In contrast, gain of function is likely when only specific changes cause a given disease phenotype. Gains of truly novel functions are not common except in cancer, but in inherited diseases, gain of function usually means that the mutant gene is expressed at the wrong time in development, in the wrong tissue, in response to wrong signals, or at an inappropriately high level. The spectrum of gain-of-function mutations would therefore be more restricted, and deletion or disruption of the gene would not produce the disease.
Genetic Effects of Radiation
Exposure of cells and organisms to ionizing radiation causes DNA damage. The cellular processing of radiation-induced damage to DNA by enzymes may result in a return to normal sequence and structure (Lobrich and others 1995), or processing may fail or may cause alterations in DNA that lead to lethality or heritable changes (mutations and chromosomal aberrations) in surviving cells. Heritable changes induced in reproductive (germ) cells can be transmitted to the following generations and cause genetic disease of one kind or another (a concept that lies at the core of estimation of the genetic risks posed by radiation).
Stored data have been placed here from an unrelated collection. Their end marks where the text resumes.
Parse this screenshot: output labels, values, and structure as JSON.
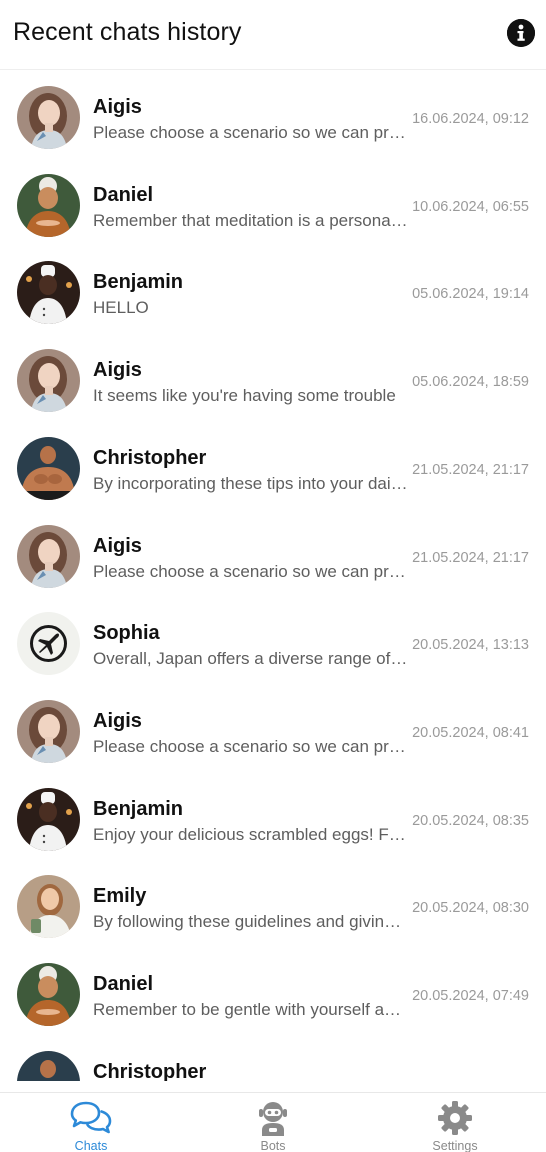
{
  "header": {
    "title": "Recent chats history",
    "info_icon": "info-icon"
  },
  "chats": [
    {
      "name": "Aigis",
      "preview": "Please choose a scenario so we can provide the best help",
      "time": "16.06.2024, 09:12",
      "avatar": "aigis"
    },
    {
      "name": "Daniel",
      "preview": "Remember that meditation is a personal journey",
      "time": "10.06.2024, 06:55",
      "avatar": "daniel"
    },
    {
      "name": "Benjamin",
      "preview": "HELLO",
      "time": "05.06.2024, 19:14",
      "avatar": "benjamin"
    },
    {
      "name": "Aigis",
      "preview": "It seems like you're having some trouble",
      "time": "05.06.2024, 18:59",
      "avatar": "aigis"
    },
    {
      "name": "Christopher",
      "preview": "By incorporating these tips into your daily routine",
      "time": "21.05.2024, 21:17",
      "avatar": "christopher"
    },
    {
      "name": "Aigis",
      "preview": "Please choose a scenario so we can provide the best help",
      "time": "21.05.2024, 21:17",
      "avatar": "aigis"
    },
    {
      "name": "Sophia",
      "preview": "Overall, Japan offers a diverse range of experiences",
      "time": "20.05.2024, 13:13",
      "avatar": "sophia"
    },
    {
      "name": "Aigis",
      "preview": "Please choose a scenario so we can provide the best help",
      "time": "20.05.2024, 08:41",
      "avatar": "aigis"
    },
    {
      "name": "Benjamin",
      "preview": "Enjoy your delicious scrambled eggs! Feel free to ask",
      "time": "20.05.2024, 08:35",
      "avatar": "benjamin"
    },
    {
      "name": "Emily",
      "preview": "By following these guidelines and giving your best",
      "time": "20.05.2024, 08:30",
      "avatar": "emily"
    },
    {
      "name": "Daniel",
      "preview": "Remember to be gentle with yourself and patient",
      "time": "20.05.2024, 07:49",
      "avatar": "daniel"
    },
    {
      "name": "Christopher",
      "preview": "",
      "time": "",
      "avatar": "christopher"
    }
  ],
  "tabs": [
    {
      "label": "Chats",
      "icon": "chat-bubbles-icon",
      "active": true
    },
    {
      "label": "Bots",
      "icon": "robot-icon",
      "active": false
    },
    {
      "label": "Settings",
      "icon": "gear-icon",
      "active": false
    }
  ],
  "colors": {
    "accent": "#2d8ad8",
    "inactive": "#8a8a8a",
    "time": "#9a9a9a",
    "preview": "#5e5e5e"
  }
}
Changes induced in nonreproductive (somatic) cells have a small but finite probability of contributing to the complex process of carcinogenesis.
The types of mutational changes induced by radiation are broadly similar to the types that occur naturally, but the proportions of the different types are not the same. The results of molecular studies of radiation-induced germ cell mutations in experimental organisms and in mammalian somatic cells support the view that most radiation-induced mutations involve changes in large segments of the DNA, such as deletions that often encompass more than one gene. Hence, radiation readily induces the kinds of molecular changes that can derange a genome and lead to cancer. Conversely, many of those changes, if they occur in germ cells, are incompatible with embryo development and result in developmental abnormalities or lethal mutations in the germline, which would result in nonviable progeny.